Half plate daguerreotype. Leather case.

A classic, characteristic daguerreotype portrait of Henry Clay, the “Great Compromiser,” a dominant force in American politics for decades. He represented Kentucky in Congress from 1806 until his death in 1852, with a few breaks for cabinet duty or a presidential campaign–he ran four times without success. A political moderate, he brokered the Compromise of 1850 that kept the United States intact.

A nearly identical portrait of Clay was copyrighted by Philadelphia photographer Montgomery P. Simons. Simons wrote to the Photographic Art Journal in 1853 to discuss this sitting:

“My likeness of Mr. Clay, which has elicited so many encomiums from the press, and which you have been pleased to criticise so favorably, as a valuable likeness, is still more valuable for having associated with it a pleasing and characteristic anecdote of that great statesman. This anecdote made such a strong impression upon my memory, as being a most elegant impromptu, that I am now able to give it to you verbatim, although it has been several years since it happened. At the time I took the picture of Mr. Clay, he was on a visit to Philadelphia, and the guest of one of his warmest friends, Mr. Potter, who accompanied him to my Gallery.

“As Mr. Potter and myself were about arranging Mr. Clay’s drapery, I asked him if he had any choice of position; his answer was, ‘None whatever, sir; I am Clay in the hands of a Potter, let him mould me as he will.’”

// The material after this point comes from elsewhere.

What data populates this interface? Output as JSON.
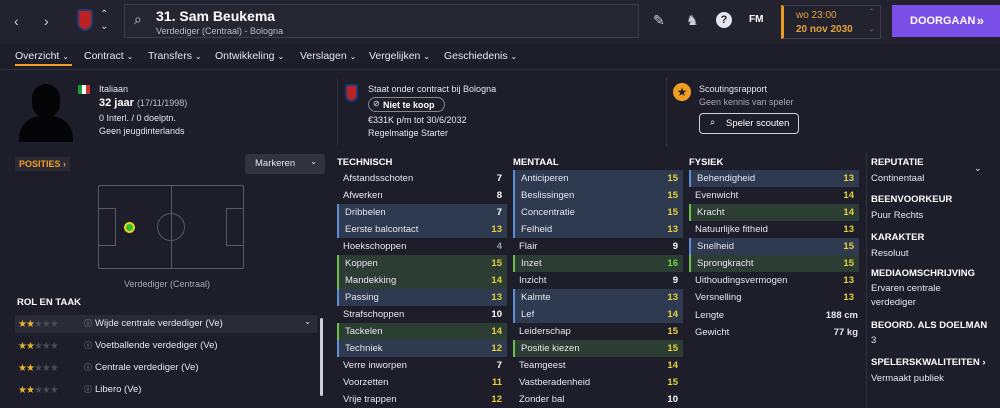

Henry Clay of Kentucky had one of the most superlative political careers in American history. A lawyer by training, Clay served in almost every level of government possible in the 19th century: the Kentucky state house of representatives, the United States Senate, the United States House of Representatives, and the executive branch as Secretary of State. On top of that, he helped negotiate the Treaty of Ghent ending the War of 1812, and ran for President three times over three decades on three different party tickets (Democratic Republican Party, 1824; National Republican Party, 1832; and the Whig Party, 1844).

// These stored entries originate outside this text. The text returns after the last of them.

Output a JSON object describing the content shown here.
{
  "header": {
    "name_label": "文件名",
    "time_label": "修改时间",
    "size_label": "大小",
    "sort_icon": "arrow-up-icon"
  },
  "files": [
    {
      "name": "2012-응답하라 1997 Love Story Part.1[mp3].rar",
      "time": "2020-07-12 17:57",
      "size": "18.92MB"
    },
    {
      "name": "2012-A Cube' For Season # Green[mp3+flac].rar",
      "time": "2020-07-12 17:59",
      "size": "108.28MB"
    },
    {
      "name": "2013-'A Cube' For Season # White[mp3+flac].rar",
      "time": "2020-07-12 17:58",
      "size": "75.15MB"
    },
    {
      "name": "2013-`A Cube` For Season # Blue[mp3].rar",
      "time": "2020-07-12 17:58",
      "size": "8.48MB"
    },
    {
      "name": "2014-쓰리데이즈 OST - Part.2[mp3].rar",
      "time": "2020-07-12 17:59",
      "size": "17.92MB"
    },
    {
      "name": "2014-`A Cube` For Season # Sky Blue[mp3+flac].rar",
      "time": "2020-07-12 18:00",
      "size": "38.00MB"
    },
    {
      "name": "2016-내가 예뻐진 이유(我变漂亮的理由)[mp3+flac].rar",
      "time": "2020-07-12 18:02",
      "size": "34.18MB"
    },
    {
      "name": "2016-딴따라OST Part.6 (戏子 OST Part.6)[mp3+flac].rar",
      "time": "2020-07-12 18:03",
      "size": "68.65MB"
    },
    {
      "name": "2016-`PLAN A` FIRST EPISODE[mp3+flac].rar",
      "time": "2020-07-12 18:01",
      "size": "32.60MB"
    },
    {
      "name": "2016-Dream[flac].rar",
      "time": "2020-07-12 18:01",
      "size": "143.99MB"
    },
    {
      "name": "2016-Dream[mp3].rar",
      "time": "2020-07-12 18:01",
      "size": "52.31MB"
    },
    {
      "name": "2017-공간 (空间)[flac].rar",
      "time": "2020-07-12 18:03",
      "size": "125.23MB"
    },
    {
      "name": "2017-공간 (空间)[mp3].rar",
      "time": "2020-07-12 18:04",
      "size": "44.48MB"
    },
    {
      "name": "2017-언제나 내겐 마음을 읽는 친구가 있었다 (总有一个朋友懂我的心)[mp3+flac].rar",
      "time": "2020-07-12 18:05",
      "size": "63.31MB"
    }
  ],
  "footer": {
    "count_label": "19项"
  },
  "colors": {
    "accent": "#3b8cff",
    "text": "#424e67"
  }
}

“Despite being a political journeyman, Clay’s true home, he confessed, was in the House. He served as Speaker—and resigned from the Speakership—on three separate occasions, but the exact timeline of his House career isn’t as straightforward as we might expect from one of America’s foremost statesmen. The Kentuckian had served in the Senate twice before capturing a seat in the House in 1810, promptly winning election as Speaker on the first day of his first term” (House of Representatives website).

Provenance: early ink inscription on verso: “”given by Henry Clay to Isaac Fuller.“ By descent from the family of Abbott Fuller Graves; Dennis Waters; Swann Galleries, March 23, 2010, lot 33.